Driving in Reykjavik
Experiencing Iceland on your own in a rental car is a great way to travel. Before one set out to explore this mysterious country, there are few basic things one needs to know about driving in Iceland. You might think that it´s like driving anywhere else but you would be wrong.
Unlike many European countries, Iceland has a max speed limit of 90km per hour. In urban areas the limit is 50km per hour but once you are out on the open road it´s 90km on paved roads but 80km on gravel roads.
Speed Limits No matter what the speed limit is it´s very important that you adjust your speed to the driving conditions? When driving in Iceland you are likely to encounter difficult gravel roads, sudden icing on roads, animals or otherwise tricky roads to drive.
You might think that the Icelandic country side is free of police performing speed check but you would be wrong. The Icelandic police keep an eye on most of highway #1 and will get in the most unlikely places. We recommend you just relax the right foot and take in the magnificent scenery rather than be speeding – you won’t regret it. If you decide to ignore that advice you can expect at least a 450 euro fine if caught 30km above speed limit. That amount increases heavily for every 10km above that.
Conditions Road conditions in Iceland vary and can change dramatically in no time.
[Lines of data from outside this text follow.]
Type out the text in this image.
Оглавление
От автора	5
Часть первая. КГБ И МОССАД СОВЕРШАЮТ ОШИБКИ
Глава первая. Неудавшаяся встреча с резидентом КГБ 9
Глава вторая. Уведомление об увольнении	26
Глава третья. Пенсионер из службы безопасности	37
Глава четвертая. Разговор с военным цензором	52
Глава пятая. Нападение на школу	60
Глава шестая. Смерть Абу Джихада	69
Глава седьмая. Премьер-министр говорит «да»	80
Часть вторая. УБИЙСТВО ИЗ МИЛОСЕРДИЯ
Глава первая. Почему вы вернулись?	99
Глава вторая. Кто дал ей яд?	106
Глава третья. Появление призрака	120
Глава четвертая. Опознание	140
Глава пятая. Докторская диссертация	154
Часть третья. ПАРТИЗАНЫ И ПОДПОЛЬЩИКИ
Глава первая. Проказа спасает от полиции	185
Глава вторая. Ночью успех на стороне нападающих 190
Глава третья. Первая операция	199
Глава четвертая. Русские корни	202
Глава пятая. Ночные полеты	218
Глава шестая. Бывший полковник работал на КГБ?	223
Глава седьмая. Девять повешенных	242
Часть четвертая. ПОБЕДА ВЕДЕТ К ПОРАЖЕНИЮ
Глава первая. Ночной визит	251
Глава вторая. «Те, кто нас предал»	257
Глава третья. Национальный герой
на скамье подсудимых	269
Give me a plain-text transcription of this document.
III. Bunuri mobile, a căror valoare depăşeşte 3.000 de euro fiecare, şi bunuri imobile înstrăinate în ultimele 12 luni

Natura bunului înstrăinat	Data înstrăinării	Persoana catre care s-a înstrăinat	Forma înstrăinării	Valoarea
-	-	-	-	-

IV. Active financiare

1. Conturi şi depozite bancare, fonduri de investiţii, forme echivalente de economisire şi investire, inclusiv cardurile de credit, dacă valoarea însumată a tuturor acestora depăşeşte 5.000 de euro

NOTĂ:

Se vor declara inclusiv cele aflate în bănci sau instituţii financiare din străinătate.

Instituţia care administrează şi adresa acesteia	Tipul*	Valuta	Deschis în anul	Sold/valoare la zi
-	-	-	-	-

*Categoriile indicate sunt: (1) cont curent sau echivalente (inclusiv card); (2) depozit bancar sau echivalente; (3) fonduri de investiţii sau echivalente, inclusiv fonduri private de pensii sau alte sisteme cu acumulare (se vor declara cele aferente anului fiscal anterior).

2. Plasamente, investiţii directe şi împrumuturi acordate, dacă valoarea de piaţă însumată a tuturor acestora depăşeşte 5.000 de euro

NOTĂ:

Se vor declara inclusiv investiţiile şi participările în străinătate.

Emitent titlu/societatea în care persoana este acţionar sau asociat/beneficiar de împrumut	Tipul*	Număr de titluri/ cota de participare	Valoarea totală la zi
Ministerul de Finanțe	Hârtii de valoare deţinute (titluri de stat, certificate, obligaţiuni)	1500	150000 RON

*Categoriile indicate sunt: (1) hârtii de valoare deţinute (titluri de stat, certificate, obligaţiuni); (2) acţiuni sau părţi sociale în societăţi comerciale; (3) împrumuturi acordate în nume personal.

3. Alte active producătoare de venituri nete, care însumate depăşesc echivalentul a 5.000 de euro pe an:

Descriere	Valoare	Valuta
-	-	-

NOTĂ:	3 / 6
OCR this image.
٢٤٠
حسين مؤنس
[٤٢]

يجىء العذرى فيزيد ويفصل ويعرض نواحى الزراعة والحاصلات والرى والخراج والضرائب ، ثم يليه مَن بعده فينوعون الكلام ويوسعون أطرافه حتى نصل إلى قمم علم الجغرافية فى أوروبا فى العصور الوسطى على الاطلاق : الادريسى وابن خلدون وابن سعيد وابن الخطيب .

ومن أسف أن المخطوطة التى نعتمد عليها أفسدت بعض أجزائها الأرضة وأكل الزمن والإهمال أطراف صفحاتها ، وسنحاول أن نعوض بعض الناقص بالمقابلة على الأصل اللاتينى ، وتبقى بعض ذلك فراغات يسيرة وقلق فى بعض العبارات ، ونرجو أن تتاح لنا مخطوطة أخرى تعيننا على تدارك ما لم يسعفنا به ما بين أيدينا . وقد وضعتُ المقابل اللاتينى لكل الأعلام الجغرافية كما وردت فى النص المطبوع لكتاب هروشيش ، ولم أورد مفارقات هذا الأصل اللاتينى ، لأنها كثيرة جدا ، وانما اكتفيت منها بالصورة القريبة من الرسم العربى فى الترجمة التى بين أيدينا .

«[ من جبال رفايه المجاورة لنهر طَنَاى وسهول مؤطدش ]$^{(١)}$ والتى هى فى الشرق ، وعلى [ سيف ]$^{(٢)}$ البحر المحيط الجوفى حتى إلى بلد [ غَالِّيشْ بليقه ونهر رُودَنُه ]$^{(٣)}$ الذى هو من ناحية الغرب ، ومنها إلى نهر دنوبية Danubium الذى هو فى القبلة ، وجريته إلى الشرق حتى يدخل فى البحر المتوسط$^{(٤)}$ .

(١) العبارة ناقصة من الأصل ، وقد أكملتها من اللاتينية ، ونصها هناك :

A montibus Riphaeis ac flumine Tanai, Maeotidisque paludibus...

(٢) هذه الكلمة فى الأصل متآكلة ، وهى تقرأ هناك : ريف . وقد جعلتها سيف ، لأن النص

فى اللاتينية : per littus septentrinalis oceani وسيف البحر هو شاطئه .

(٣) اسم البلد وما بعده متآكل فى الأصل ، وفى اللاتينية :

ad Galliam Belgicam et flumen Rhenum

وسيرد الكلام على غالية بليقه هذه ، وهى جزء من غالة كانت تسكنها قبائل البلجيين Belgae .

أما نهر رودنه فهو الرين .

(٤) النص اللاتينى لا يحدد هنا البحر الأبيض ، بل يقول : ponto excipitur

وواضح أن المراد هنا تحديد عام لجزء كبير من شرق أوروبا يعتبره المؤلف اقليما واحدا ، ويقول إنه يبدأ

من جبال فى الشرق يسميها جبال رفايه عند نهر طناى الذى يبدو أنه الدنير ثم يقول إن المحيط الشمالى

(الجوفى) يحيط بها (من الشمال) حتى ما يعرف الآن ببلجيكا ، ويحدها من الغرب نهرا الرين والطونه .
Highway #1 is nearly all paved but other roads are likely to be all or partly gravel. It´s not uncommon that country roads are narrow, steep and wash boarded with frequent potholes.
Caution Slow down when passing other vehicles on narrow roads and gravel roads. Be advised to slow down before you drive from paved road to gravel as it might affect your steering at high speed.
If you see some sheep around you want to be careful. They wander the Icelandic country side and tend to cross the roads when they please. In the eastern part of the country there are also wild reindeer that sometimes cause accidents as the cross the roads.
Note: Driving in Iceland can be tricky if you venture outside the capital area. We highly recommend that you read the brochure Have a safe journey before you head off on your adventures in Iceland.